Criticism voiced over sewer plant plan in Jefferson County

October 31, 2003|by DAVE McMILLION

CHARLES TOWN, W.Va. - The heat was turned up on a proposed $25 million sewage treatment plant Thursday morning when a county resident told the Jefferson County Commission that the project "appears to be tainted" because land developers paid for a study that led to the plant.

An official with the Jefferson County Public Service District, which is proposing the sewer plant, defended the project and said Vicki Faulkner's statements are incorrect.

Faulkner said later in the day she may have misunderstood how the study for the plant was funded.

At the commission meeting, Faulkner outlined her concerns about the proposed sewer plant through a statement she read to the commissioners.


In addition to her concerns about how the project is being funded, Faulkner complained about how a public hearing for the proposed plant was conducted Monday night at Wright Denny Intermediate School.

Faulkner said the information presented about the sewer plant at the public hearing was overwhelming, acronyms that sewer officials used to describe the plant were confusing and an overhead projector used during the presentation was not working properly.

A report that describes the project is 900 pages long, Faulkner said.

Faulkner complained about other ways county sewer officials were releasing information about the project, and at one point, referred to the process as "just a ruse to keep it from the public."Faulkner claims developers paid $1.6 million for a study to locate the plant along Cattail Run near where the stream empties into the Shenandoah River.

Susanne Lawton, general manager of the Public Service District, said the Public Service District paid for the study. The $1.6 million that Faulkner is referring to is the design stage of the plant, Lawton said.

A group of housing developers in the county are being asked to contribute to the cost of that phase of the plant, Lawton said.

The fact that developers may help build the plant "still seems unseemly to me," Faulkner said.

The sewer plant began raising concerns when it was unveiled by the Jefferson County Public Service District on Oct. 6.

County residents questioned the location of the plant and why it was being proposed when a comprehensive plan determining how the county should grow in coming years has not been completed.

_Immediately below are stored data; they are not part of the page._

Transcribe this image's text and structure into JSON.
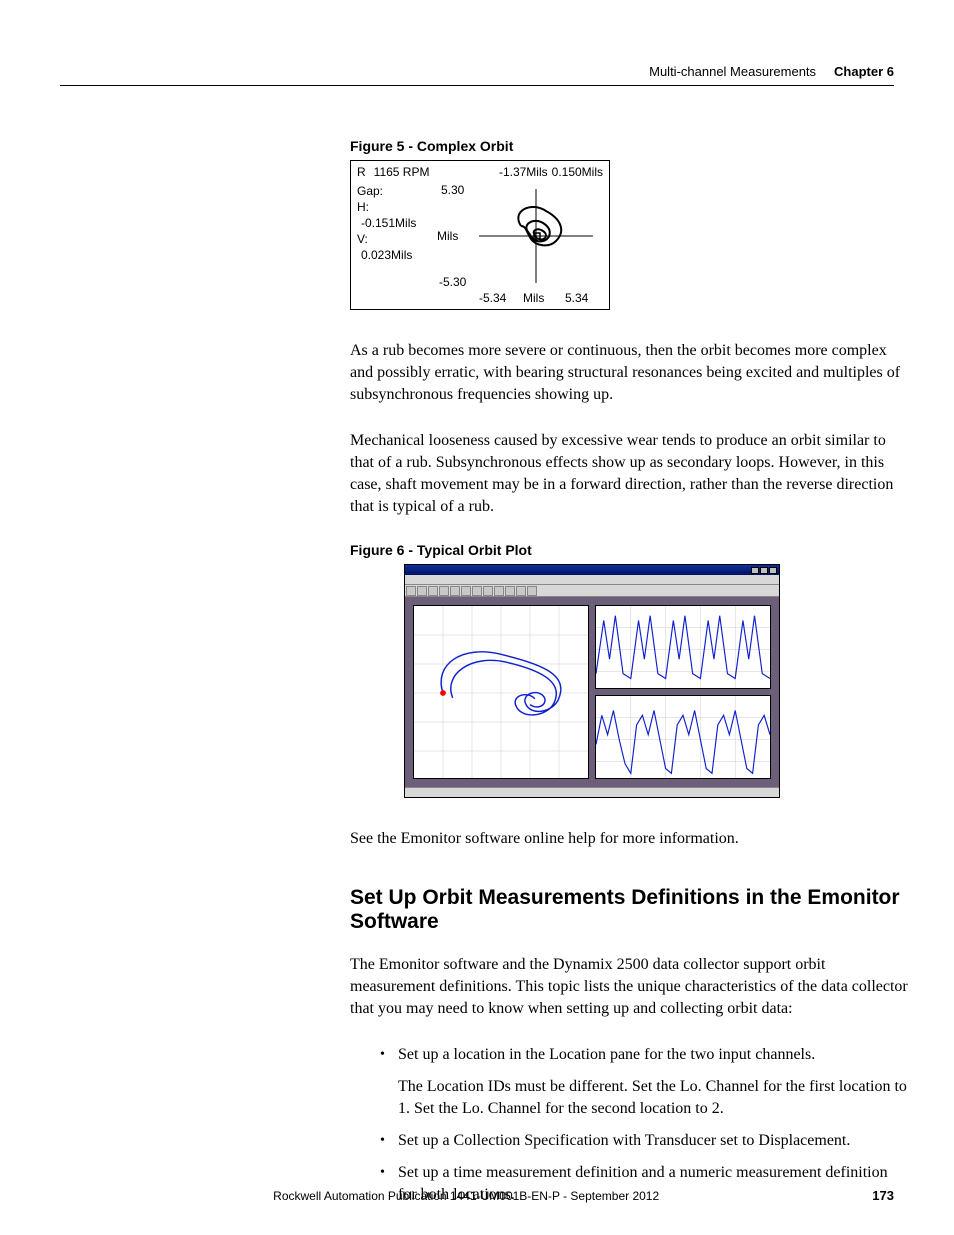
{
  "header": {
    "section": "Multi-channel Measurements",
    "chapter": "Chapter 6"
  },
  "figure5": {
    "caption": "Figure 5 - Complex Orbit",
    "indicator": "R",
    "rpm": "1165 RPM",
    "top_val1": "-1.37Mils",
    "top_val2": "0.150Mils",
    "gap_label": "Gap:",
    "h_label": "H:",
    "h_val": "-0.151Mils",
    "v_label": "V:",
    "v_val": "0.023Mils",
    "y_top": "5.30",
    "y_bot": "-5.30",
    "y_unit_mid": "Mils",
    "x_left": "-5.34",
    "x_unit": "Mils",
    "x_right": "5.34"
  },
  "para1": "As a rub becomes more severe or continuous, then the orbit becomes more complex and possibly erratic, with bearing structural resonances being excited and multiples of subsynchronous frequencies showing up.",
  "para2": "Mechanical looseness caused by excessive wear tends to produce an orbit similar to that of a rub. Subsynchronous effects show up as secondary loops. However, in this case, shaft movement may be in a forward direction, rather than the reverse direction that is typical of a rub.",
  "figure6": {
    "caption": "Figure 6 - Typical Orbit Plot"
  },
  "para3": "See the Emonitor software online help for more information.",
  "h2": "Set Up Orbit Measurements Definitions in the Emonitor Software",
  "para4": "The Emonitor software and the Dynamix 2500 data collector support orbit measurement definitions. This topic lists the unique characteristics of the data collector that you may need to know when setting up and collecting orbit data:",
  "bullets": {
    "b1": "Set up a location in the Location pane for the two input channels.",
    "b1_sub": "The Location IDs must be different. Set the Lo. Channel for the first location to 1. Set the Lo. Channel for the second location to 2.",
    "b2": "Set up a Collection Specification with Transducer set to Displacement.",
    "b3": "Set up a time measurement definition and a numeric measurement definition for both locations."
  },
  "footer": {
    "pub": "Rockwell Automation Publication 1441-UM001B-EN-P - September 2012",
    "page": "173"
  }
}
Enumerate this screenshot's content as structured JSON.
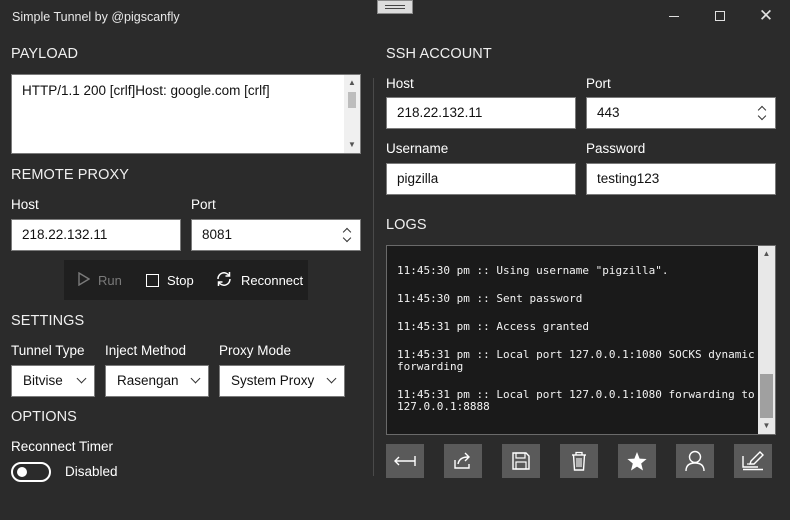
{
  "window": {
    "title": "Simple Tunnel by @pigscanfly",
    "minimize": "",
    "maximize": "",
    "close": "✕"
  },
  "payload": {
    "title": "PAYLOAD",
    "value": "HTTP/1.1 200 [crlf]Host: google.com [crlf]"
  },
  "remote_proxy": {
    "title": "REMOTE PROXY",
    "host_label": "Host",
    "host_value": "218.22.132.11",
    "port_label": "Port",
    "port_value": "8081"
  },
  "actions": {
    "run_label": "Run",
    "stop_label": "Stop",
    "reconnect_label": "Reconnect"
  },
  "settings": {
    "title": "SETTINGS",
    "tunnel_type_label": "Tunnel Type",
    "tunnel_type_value": "Bitvise",
    "inject_method_label": "Inject Method",
    "inject_method_value": "Rasengan",
    "proxy_mode_label": "Proxy Mode",
    "proxy_mode_value": "System Proxy"
  },
  "options": {
    "title": "OPTIONS",
    "reconnect_timer_label": "Reconnect Timer",
    "reconnect_timer_state": "Disabled",
    "reconnect_timer_enabled": false
  },
  "ssh_account": {
    "title": "SSH ACCOUNT",
    "host_label": "Host",
    "host_value": "218.22.132.11",
    "port_label": "Port",
    "port_value": "443",
    "username_label": "Username",
    "username_value": "pigzilla",
    "password_label": "Password",
    "password_value": "testing123"
  },
  "logs": {
    "title": "LOGS",
    "lines": [
      "11:45:30 pm :: Using username \"pigzilla\".",
      "11:45:30 pm :: Sent password",
      "11:45:31 pm :: Access granted",
      "11:45:31 pm :: Local port 127.0.0.1:1080 SOCKS dynamic forwarding",
      "11:45:31 pm :: Local port 127.0.0.1:1080 forwarding to 127.0.0.1:8888"
    ]
  },
  "toolbar_icons": [
    "arrow-left-right-icon",
    "share-icon",
    "save-icon",
    "trash-icon",
    "star-icon",
    "user-icon",
    "edit-icon"
  ],
  "colors": {
    "background": "#2b2b2b",
    "button_bg": "#5a5a5a",
    "logs_bg": "#1a1a1a",
    "disabled_text": "#7a7a7a"
  }
}
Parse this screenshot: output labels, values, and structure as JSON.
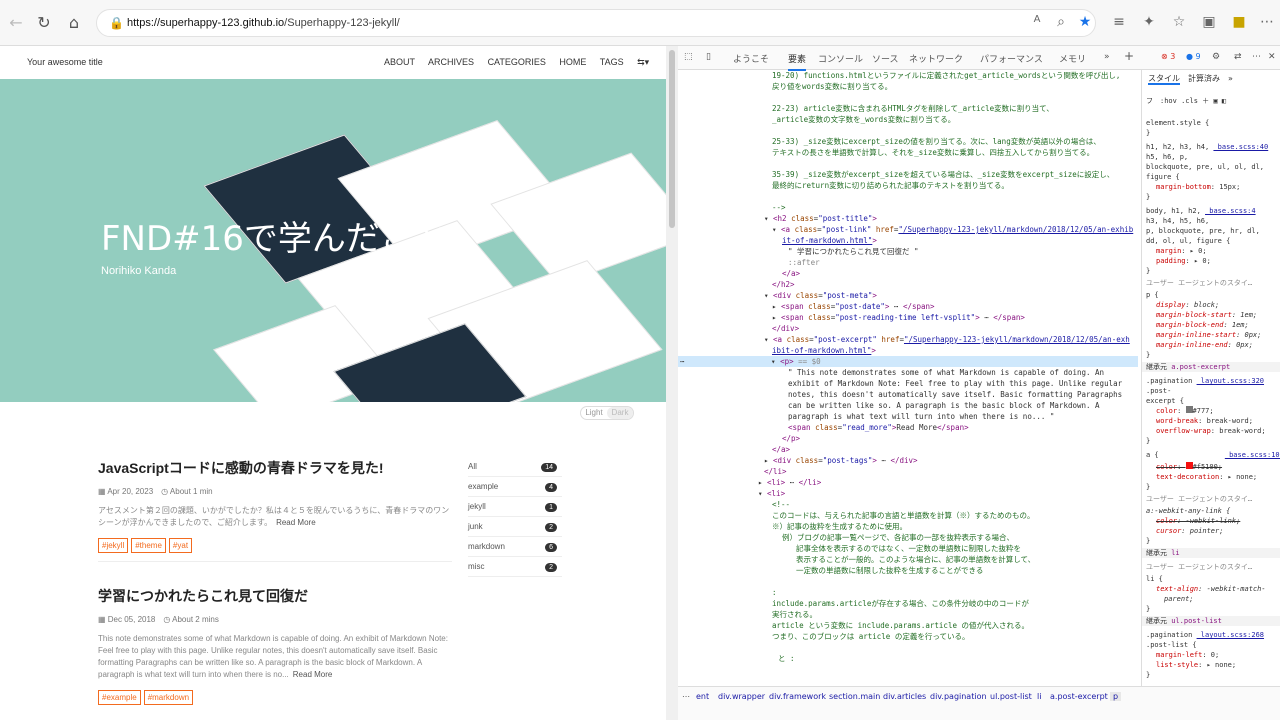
{
  "browser": {
    "url_host": "https://superhappy-123.github.io",
    "url_path": "/Superhappy-123-jekyll/"
  },
  "site": {
    "logo": "Your awesome title",
    "nav": [
      "ABOUT",
      "ARCHIVES",
      "CATEGORIES",
      "HOME",
      "TAGS"
    ],
    "hero": {
      "title": "FND#16で学んだこと",
      "author": "Norihiko Kanda"
    },
    "theme": {
      "light": "Light",
      "dark": "Dark"
    },
    "posts": [
      {
        "title": "JavaScriptコードに感動の青春ドラマを見た!",
        "date": "Apr 20, 2023",
        "reading": "About 1 min",
        "excerpt": "アセスメント第２回の課題、いかがでしたか？私は４と５を睨んでいるうちに、青春ドラマのワンシーンが浮かんできましたので、ご紹介します。",
        "more": "Read More",
        "tags": [
          "#jekyll",
          "#theme",
          "#yat"
        ]
      },
      {
        "title": "学習につかれたらこれ見て回復だ",
        "date": "Dec 05, 2018",
        "reading": "About 2 mins",
        "excerpt": "This note demonstrates some of what Markdown is capable of doing. An exhibit of Markdown Note: Feel free to play with this page. Unlike regular notes, this doesn't automatically save itself. Basic formatting Paragraphs can be written like so. A paragraph is the basic block of Markdown. A paragraph is what text will turn into when there is no...",
        "more": "Read More",
        "tags": [
          "#example",
          "#markdown"
        ]
      }
    ],
    "categories": [
      {
        "name": "All",
        "count": "14"
      },
      {
        "name": "example",
        "count": "4"
      },
      {
        "name": "jekyll",
        "count": "1"
      },
      {
        "name": "junk",
        "count": "2"
      },
      {
        "name": "markdown",
        "count": "6"
      },
      {
        "name": "misc",
        "count": "2"
      }
    ]
  },
  "devtools": {
    "tabs": [
      "ようこそ",
      "要素",
      "コンソール",
      "ソース",
      "ネットワーク",
      "パフォーマンス",
      "メモリ"
    ],
    "errors": "3",
    "messages": "9",
    "style_tabs": [
      "スタイル",
      "計算済み"
    ],
    "filter": {
      "hov": ":hov",
      "cls": ".cls"
    },
    "breadcrumb": [
      "ent",
      "div.wrapper",
      "div.framework",
      "section.main",
      "div.articles",
      "div.pagination",
      "ul.post-list",
      "li",
      "a.post-excerpt",
      "p"
    ]
  }
}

Public Service District officials say the plant is needed to serve new housing developments in the area north of U.S. 340 between Charles Town and Harpers Ferry, W.Va.

Faulkner said she is concerned about how the plant will impact nearby Harpers Ferry National Historical Park. Faulkner said she was not pressuring the commissioners to vote up or down on the proposed plant Thursday, but only asking them to study it closely.

"It will be stopped anyway, just like Murphy Farm was," Faulkner said, referring to a proposed 188-home development that was proposed for the historic Murphy Farm in Harpers Ferry before it was purchased by a land conservation group.

Numerous steps need to be taken in order for the plant to become reality, including review of the plan by the West Virginia Infrastructure and Jobs Development Council and the state Department of Environmental Protection, which would have to issue discharge permits for the plant, Public Service District officials have said.

The West Virginia Infrastructure and Jobs Development Council has asked the commissioners to give their blessing to the project as part of the council's review process, Lawton said.

The commissioners had mixed reaction to Faulkner's comments.

Commissioner James G. Knode asked what is wrong with developers helping to pay for infrastructure improvements in the county.

Commissioner Greg Corliss said he has several concerns about the project, including its cost.

Corliss said he believes sewer and water bills could double - possibly running up to $200 a month for some customers - to pay for the project.

"I know who is going to pay. It's going to be all the rate payers. They are going to pay for all of this," Corliss said.

It is possible sewer rates could increase for the district's 1,379 sewer customers if enough money cannot be obtained from developers to help pay for the plant, Lawton said.

Customers currently pay $10.79 per 1,000 gallons of sewage treated, but it could rise to $13.83 per 1,000 gallons, Lawton said.

The average amount of sewage produced monthly by each customer is 4,500 gallons, Lawton said.

The rates eventually would fall as more customers were added to the system, Lawton said.

"Over the years, they would actually be lower than they are now," Lawton said.

Faulkner suggested that instead of building the new plant, the City of Charles Town's sewer treatment plant be expanded because it will be about four miles closer to the new development that needs to be served.